Most people who are homeless don’t suffer from debilitating mental health conditions or drug addiction. Those problems are more concentrated among street people, and getting people into detoxification and cleaned up to take a job won’t end homelessness.
Each year, about 900,000 people enter and leave homelessness. It’s a revolving door. Many low-wage workers lose jobs, and after struggling on inadequate unemployment benefits, are evicted from their apartments. Or their leases expire, and rent increases make their dwelling unaffordable.
Federal Section 8 housing can help, but waiting lists average more than two years. That’s not much help when a family must vacate by the end of the month.
Of those receiving eviction notices, many move in with family or friends or find shelter in transitional housing offered by government agencies and nonprofit organizations. But 37.5% end up on the street.
Eviction moratoriums like that in Los Angeles exacerbate problems. Those encourage landlords to be even more careful about credit histories — which can harm low-income workers who went through a rough patch — and discourage the construction of more affordable housing.
President Biden’s all-government strategy to reduce homelessness by 25% by 2025 seeks to allocate to the unsheltered a larger share of already scarce affordable housing and mental-health resources. It targets discrimination — homelessness is particularly visited on racial minorities and LGBTQ people — but obsessing about social justice does not address the fundamental problem.
A worker must earn three times the local minimum wage — about $90,000 a year — to afford the average apartment in Los Angeles.
Young adults leaving foster care are particularly vulnerable.
Few high school graduates who don’t enter college or an apprenticeship program can find a job, pay rent and afford other necessities. They rely on family and friends for housing and general help in easing into an independent adult life.
Children are in foster care because their families are either dysfunctional or missing and enter adult life with little support network. By the age of 26, more than 30% experience homelessness.
Clearly, transitional support for young adults leaving foster care to maintain them in apprenticeship programs would pay high social dividends.
Young people who lack support networks can enlist in the armed forces, but not everyone leaves the military with a skill that is marketable in the private sector. Veterans — especially female veterans — are overrepresented among homeless people.
In contradiction to the president’s bold promises, the National Park Service recently cleared a homeless encampment at McPherson Square in Washington.
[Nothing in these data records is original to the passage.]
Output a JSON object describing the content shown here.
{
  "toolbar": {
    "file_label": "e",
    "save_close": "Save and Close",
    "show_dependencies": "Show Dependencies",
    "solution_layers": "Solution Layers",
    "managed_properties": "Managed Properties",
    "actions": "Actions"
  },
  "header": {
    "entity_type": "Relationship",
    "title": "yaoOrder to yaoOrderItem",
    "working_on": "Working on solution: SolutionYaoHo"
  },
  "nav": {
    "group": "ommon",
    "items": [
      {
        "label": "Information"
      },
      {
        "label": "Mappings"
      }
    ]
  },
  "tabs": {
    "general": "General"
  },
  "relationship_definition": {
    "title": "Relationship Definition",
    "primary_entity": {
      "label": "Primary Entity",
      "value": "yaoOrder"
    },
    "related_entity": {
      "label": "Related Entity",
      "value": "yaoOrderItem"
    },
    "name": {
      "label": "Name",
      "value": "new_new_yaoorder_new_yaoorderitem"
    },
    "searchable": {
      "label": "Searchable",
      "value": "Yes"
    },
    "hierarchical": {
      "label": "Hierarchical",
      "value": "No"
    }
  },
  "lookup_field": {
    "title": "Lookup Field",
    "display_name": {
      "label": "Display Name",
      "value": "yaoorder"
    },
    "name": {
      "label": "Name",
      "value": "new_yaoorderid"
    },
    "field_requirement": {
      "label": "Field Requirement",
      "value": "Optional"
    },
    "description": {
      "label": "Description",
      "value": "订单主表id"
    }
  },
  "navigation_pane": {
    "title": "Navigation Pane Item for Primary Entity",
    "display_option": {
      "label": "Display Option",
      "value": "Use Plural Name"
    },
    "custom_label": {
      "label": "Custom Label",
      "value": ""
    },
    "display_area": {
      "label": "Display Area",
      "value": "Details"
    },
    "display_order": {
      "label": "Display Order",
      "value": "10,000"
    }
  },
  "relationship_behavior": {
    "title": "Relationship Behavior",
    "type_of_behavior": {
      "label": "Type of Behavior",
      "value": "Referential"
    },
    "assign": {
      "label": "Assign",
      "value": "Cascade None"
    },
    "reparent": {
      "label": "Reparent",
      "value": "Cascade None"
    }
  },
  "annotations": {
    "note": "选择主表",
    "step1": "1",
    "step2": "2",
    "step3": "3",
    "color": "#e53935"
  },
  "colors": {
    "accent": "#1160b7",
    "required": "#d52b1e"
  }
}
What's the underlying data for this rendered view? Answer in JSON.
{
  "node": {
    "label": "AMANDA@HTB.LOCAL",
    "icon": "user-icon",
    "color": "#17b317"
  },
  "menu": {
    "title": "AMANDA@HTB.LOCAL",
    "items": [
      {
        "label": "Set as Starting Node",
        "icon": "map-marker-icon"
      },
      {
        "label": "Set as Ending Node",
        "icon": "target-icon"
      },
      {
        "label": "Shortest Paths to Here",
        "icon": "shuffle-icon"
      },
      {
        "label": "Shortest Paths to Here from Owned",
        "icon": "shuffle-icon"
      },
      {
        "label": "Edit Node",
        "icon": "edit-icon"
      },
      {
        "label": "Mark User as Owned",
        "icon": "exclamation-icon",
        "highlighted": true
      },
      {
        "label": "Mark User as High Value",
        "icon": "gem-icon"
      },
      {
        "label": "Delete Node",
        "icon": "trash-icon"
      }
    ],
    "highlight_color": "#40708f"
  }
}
NIMBYism is a problem in the Biden White House too.
Raising encampments in public spaces simply chases those with mental illness, drug addicts, and those who can’t earn enough to pay rent from one public space to another. We need triage and dormitories, not repurposed hotels — as those are a too expensive.
Those who are mentally ill or addicted beyond redemption — specifically, those who can’t hold down a job or care for themselves in a dormitory setting — should be institutionalized.
Those who could work but require training should be compelled to accept it or be disqualified from government benefits. Along with those who can work now, housing vouchers are intriguing. But where would the people they displace in already scarce low-cost apartments sleep?
Building more affordable housing in major cities faces too many obstacles and takes so much time that it is laughable as a solution to homelessness. Government and nonprofit dormitories and communal shelters for families that become more or less permanent residences would likely be a more viable solution.
Grandiose schemes, as the West Wing is fond of applying, and hectoring about past discrimination are simply not an answer.
• Peter Morici is an economist and emeritus business professor at the University of Maryland, and a national columnist.